James Kirchick writes in the Yale Daily News (thanks to Charles Jacobs) about how London Mayor Ken Livingstone has chosen to support the jihadist pseudo-moderate Qaradawi in contradiction of his previous support of rights for homosexuals. This article shows why it is so important for Westerners to drop the outmoded language of Left and Right, as I have argued many times: there are those who are interested in defending Western civilization against the jihad, and those who aren’t. Ken Livingstone isn’t. It is time for those on the other side, those who don’t believe that gay or anyone else should be “beheaded” and “chopped up” to stand together, whatever they think of homosexuality itself. Opponents and proponents of gay marriage, in other words, need to unite now and defend against a common enemy who would render all such controversies moot.
On first glance, London’s gay community could have no better friend than Ken Livingstone.

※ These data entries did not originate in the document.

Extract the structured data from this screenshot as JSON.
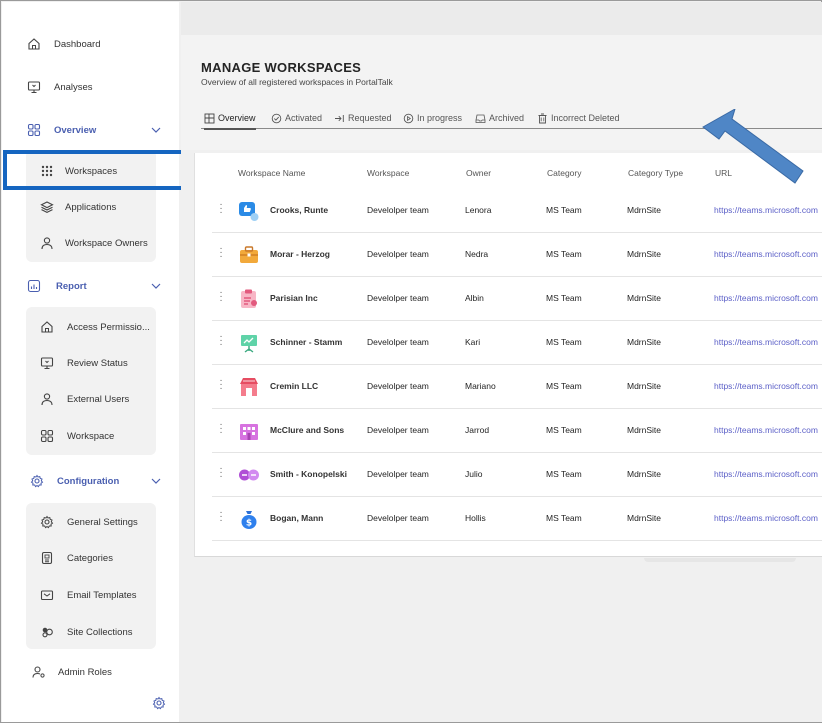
{
  "sidebar": {
    "items": [
      {
        "label": "Dashboard",
        "icon": "home-icon"
      },
      {
        "label": "Analyses",
        "icon": "monitor-icon"
      }
    ],
    "overview": {
      "label": "Overview",
      "children": [
        {
          "label": "Workspaces",
          "icon": "grid-dots-icon"
        },
        {
          "label": "Applications",
          "icon": "layers-icon"
        },
        {
          "label": "Workspace Owners",
          "icon": "person-icon"
        }
      ]
    },
    "report": {
      "label": "Report",
      "children": [
        {
          "label": "Access Permissio...",
          "icon": "home-icon"
        },
        {
          "label": "Review Status",
          "icon": "monitor-icon"
        },
        {
          "label": "External Users",
          "icon": "person-icon"
        },
        {
          "label": "Workspace",
          "icon": "grid-icon"
        }
      ]
    },
    "configuration": {
      "label": "Configuration",
      "children": [
        {
          "label": "General Settings",
          "icon": "gear-icon"
        },
        {
          "label": "Categories",
          "icon": "document-icon"
        },
        {
          "label": "Email Templates",
          "icon": "mail-icon"
        },
        {
          "label": "Site Collections",
          "icon": "site-collection-icon"
        }
      ]
    },
    "admin_roles": {
      "label": "Admin Roles",
      "icon": "person-gear-icon"
    },
    "settings_icon": "gear-icon"
  },
  "page": {
    "title": "MANAGE WORKSPACES",
    "subtitle": "Overview of all registered workspaces in PortalTalk"
  },
  "tabs": [
    {
      "label": "Overview",
      "icon": "overview-icon",
      "active": true
    },
    {
      "label": "Activated",
      "icon": "check-circle-icon",
      "active": false
    },
    {
      "label": "Requested",
      "icon": "arrow-in-icon",
      "active": false
    },
    {
      "label": "In progress",
      "icon": "play-circle-icon",
      "active": false
    },
    {
      "label": "Archived",
      "icon": "archive-icon",
      "active": false
    },
    {
      "label": "Incorrect Deleted",
      "icon": "trash-icon",
      "active": false
    }
  ],
  "table": {
    "columns": [
      "Workspace Name",
      "Workspace",
      "Owner",
      "Category",
      "Category Type",
      "URL"
    ],
    "rows": [
      {
        "name": "Crooks, Runte",
        "workspace": "Develolper team",
        "owner": "Lenora",
        "category": "MS Team",
        "category_type": "MdrnSite",
        "url": "https://teams.microsoft.com",
        "avatar": "thumbs-up-avatar"
      },
      {
        "name": "Morar - Herzog",
        "workspace": "Develolper team",
        "owner": "Nedra",
        "category": "MS Team",
        "category_type": "MdrnSite",
        "url": "https://teams.microsoft.com",
        "avatar": "briefcase-avatar"
      },
      {
        "name": "Parisian Inc",
        "workspace": "Develolper team",
        "owner": "Albin",
        "category": "MS Team",
        "category_type": "MdrnSite",
        "url": "https://teams.microsoft.com",
        "avatar": "clipboard-avatar"
      },
      {
        "name": "Schinner - Stamm",
        "workspace": "Develolper team",
        "owner": "Kari",
        "category": "MS Team",
        "category_type": "MdrnSite",
        "url": "https://teams.microsoft.com",
        "avatar": "presentation-avatar"
      },
      {
        "name": "Cremin LLC",
        "workspace": "Develolper team",
        "owner": "Mariano",
        "category": "MS Team",
        "category_type": "MdrnSite",
        "url": "https://teams.microsoft.com",
        "avatar": "store-avatar"
      },
      {
        "name": "McClure and Sons",
        "workspace": "Develolper team",
        "owner": "Jarrod",
        "category": "MS Team",
        "category_type": "MdrnSite",
        "url": "https://teams.microsoft.com",
        "avatar": "building-avatar"
      },
      {
        "name": "Smith - Konopelski",
        "workspace": "Develolper team",
        "owner": "Julio",
        "category": "MS Team",
        "category_type": "MdrnSite",
        "url": "https://teams.microsoft.com",
        "avatar": "chat-bubbles-avatar"
      },
      {
        "name": "Bogan, Mann",
        "workspace": "Develolper team",
        "owner": "Hollis",
        "category": "MS Team",
        "category_type": "MdrnSite",
        "url": "https://teams.microsoft.com",
        "avatar": "money-bag-avatar"
      }
    ]
  },
  "colors": {
    "accent": "#4a5fb0",
    "highlight_border": "#1565c0",
    "arrow": "#4f86c6",
    "url": "#5b5fc7"
  }
}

A legendary member of the far-left wing of the Labour Party, the mayor has been an outspoken advocate for gay rights. He started the first Partnership Register in the United Kingdom. He regularly attends the London Gay Pride Parade. He has worked with his city’s police force to crack down on homophobic crime.
In spite of this flawless record on gay rights, Livingstone has repeatedly expressed support for radical Islamist cleric Sheikh Yusuf al-Qaradawi, a Qatar-based imam whom the mayor hosted at City Hall last year. The sheikh runs the Web site Islamonline, which, according to the British gay rights group Outrage!, has labeled homosexuals “perverted” and “abominable.” Qaradawi himself has called homosexuality a “disease that needs a cure” and his site suggests that gays be executed via “burning or stoning to death.” Wives, if they misbehave, are to be beaten, but those concerned about the status of women ought not to be concerned, for the thrashing need only be “light.”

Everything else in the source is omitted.